Como el antiguo andaba algo desvencijado y vetusto, hemos comprado un buzón que da gusto verlo. A menos que se estuviera sobre aviso, por el antiguo, cuando llovía, el agua se deslizaba con toda comodidad por sus cavernosas entrañas, sin consideración ninguna con lo que dentro encharcaba.
Con ansiedad, inicialmente; con intensidad, después; por pura inercia más tarde, durante días, hemos esperado largamente su estreno: si a su fondo sombrío lo avivaba, como antaño al anterior, el blancor rectangular de una carta, alegrando su superficie y dándole sentido a su puesta en escena.

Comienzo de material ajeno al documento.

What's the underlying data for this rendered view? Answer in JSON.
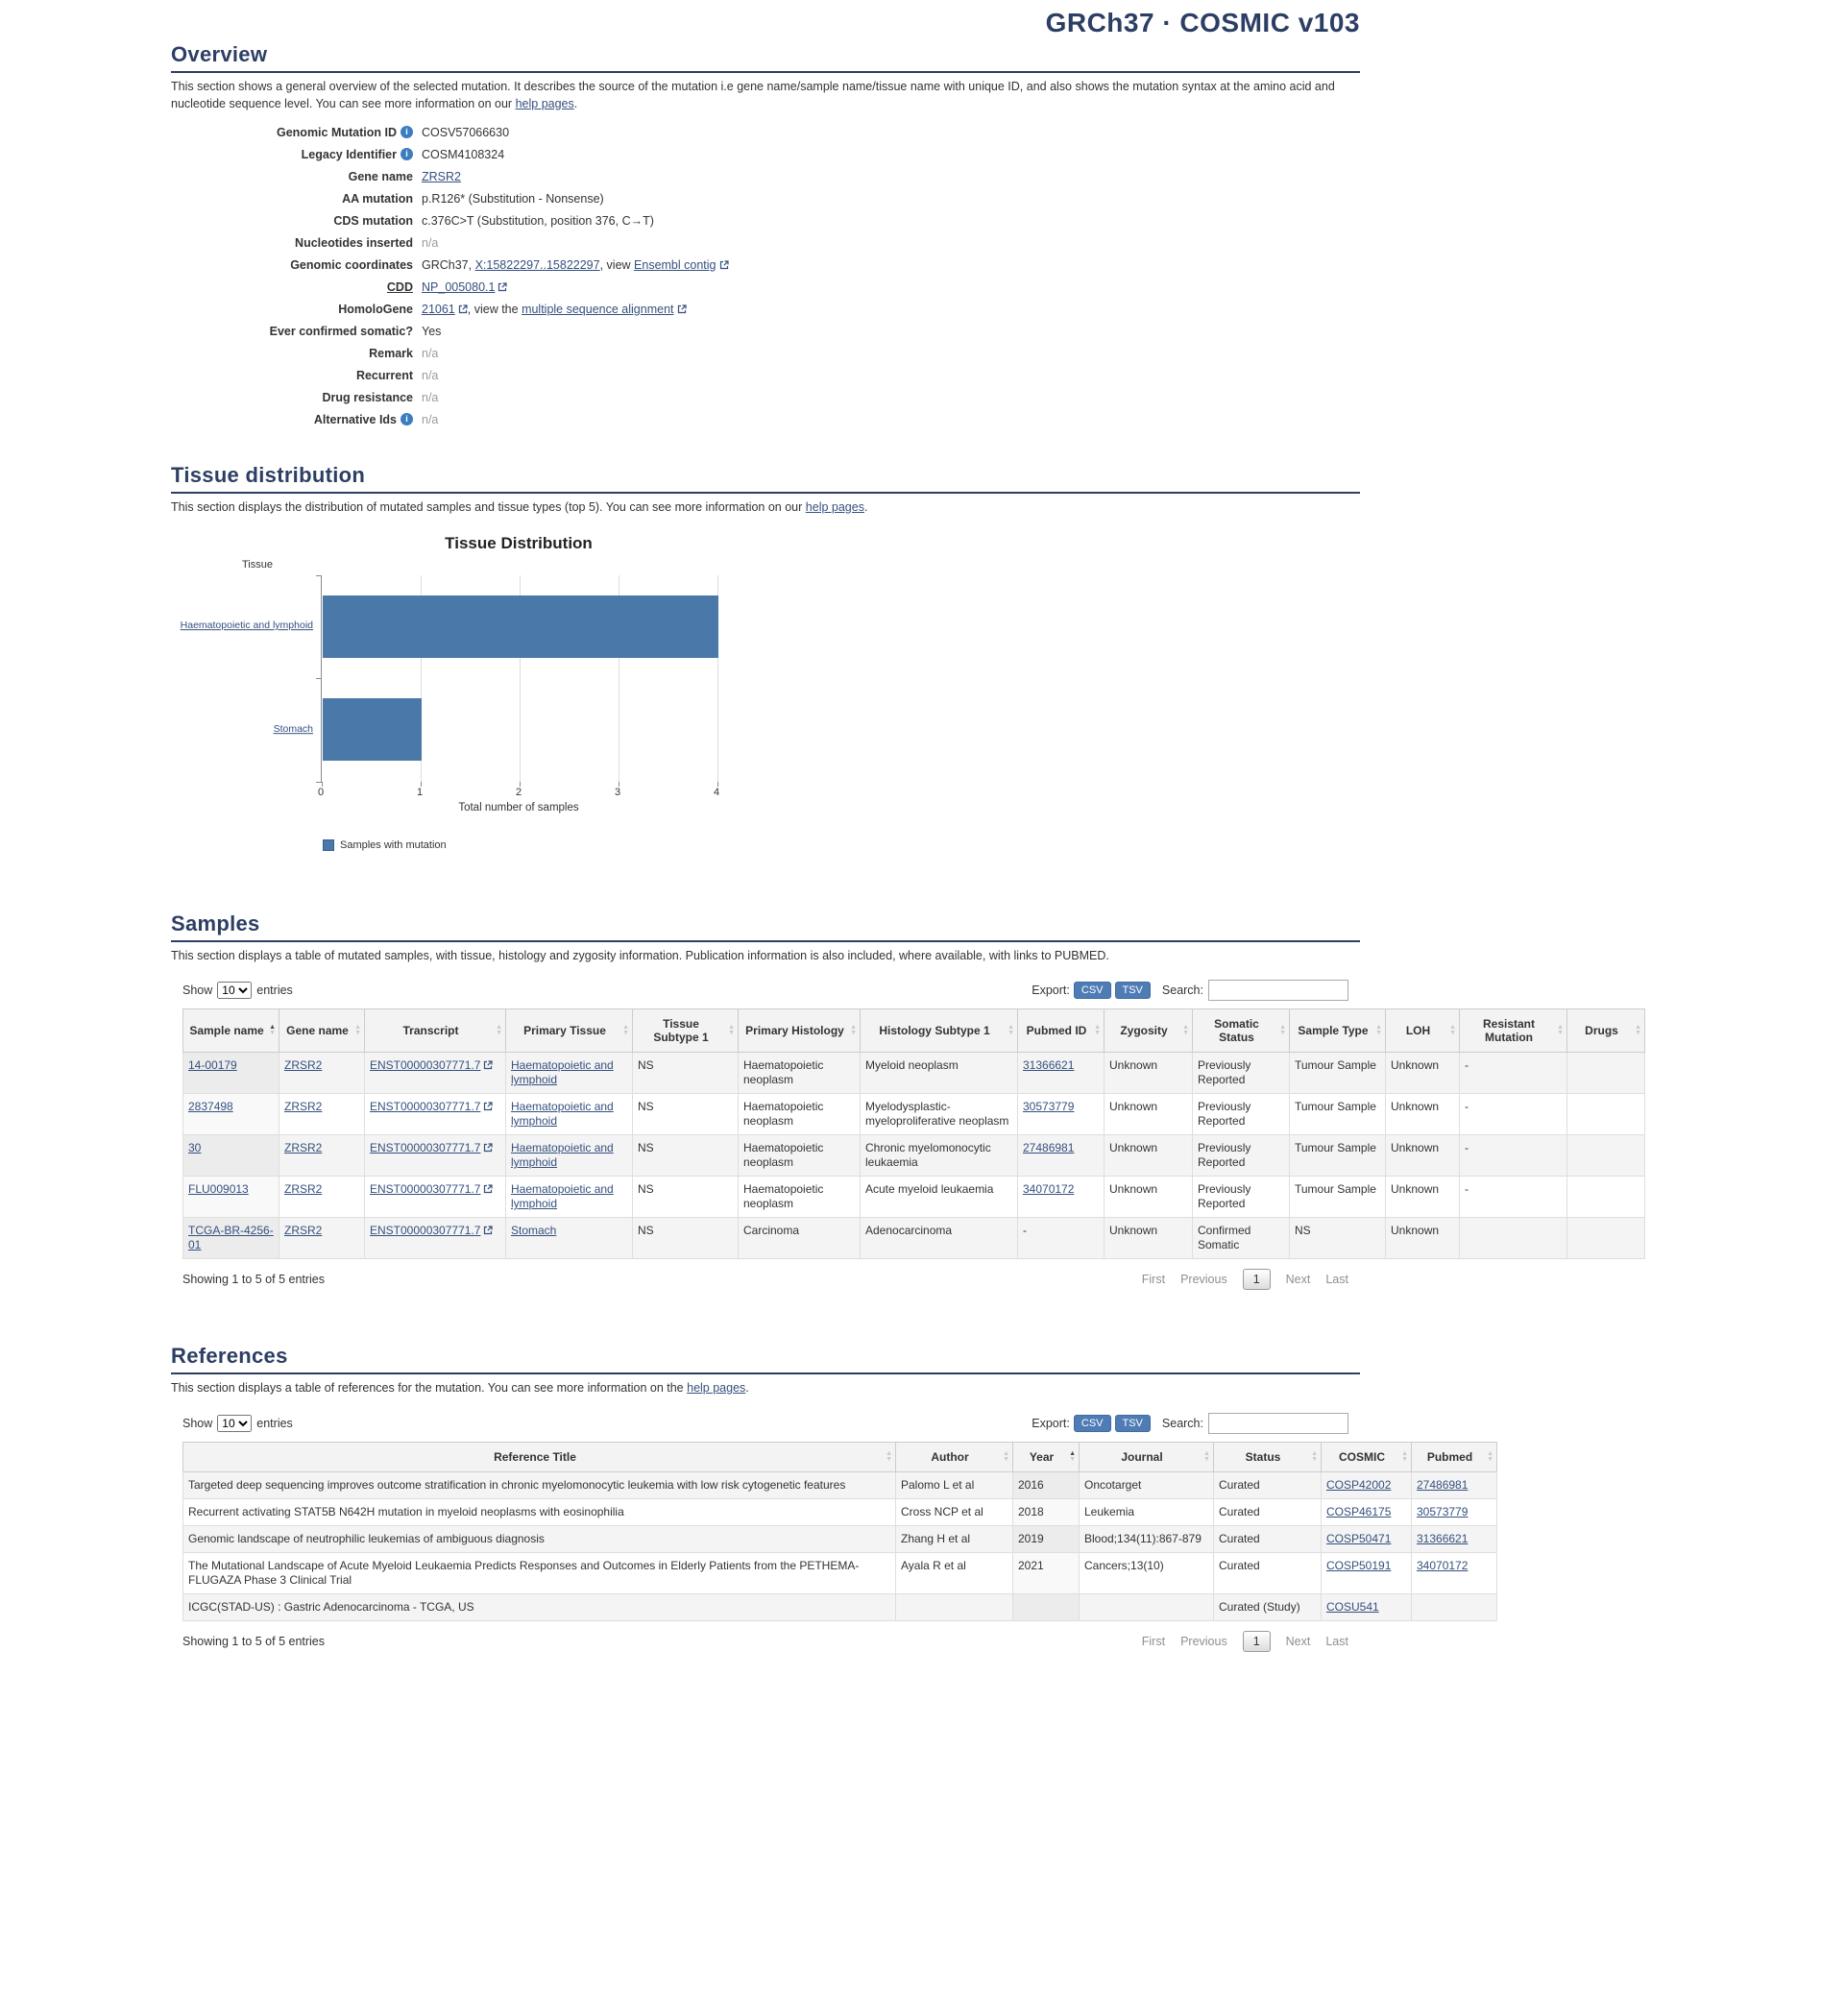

Hace ya otros tantos días que hemos dejado de mirar dentro; sí, desde luego, en el virtual que nos trae, casi cada par de minutos, las ondas electrónicas. Éste en pocas ocasiones falla; aunque gran parte de él nos deje insensible y nos importe menos que un bledo. Una pena, pero en tema de correspondencia el mundo anda, como casi todo, por otros derroteros, más prácticos, menos sensibleros.
Un consejo de amigo: si como en nuestro caso, su buzón se cae de puro viejo, medítelo bien antes de sustituirlo y jubilarlo; para lo que sirve, seguro que con senecta honradez cumple; sin ningún gasto adicional, además, que no está el horno para bollos, ni siquiera de los más baratos.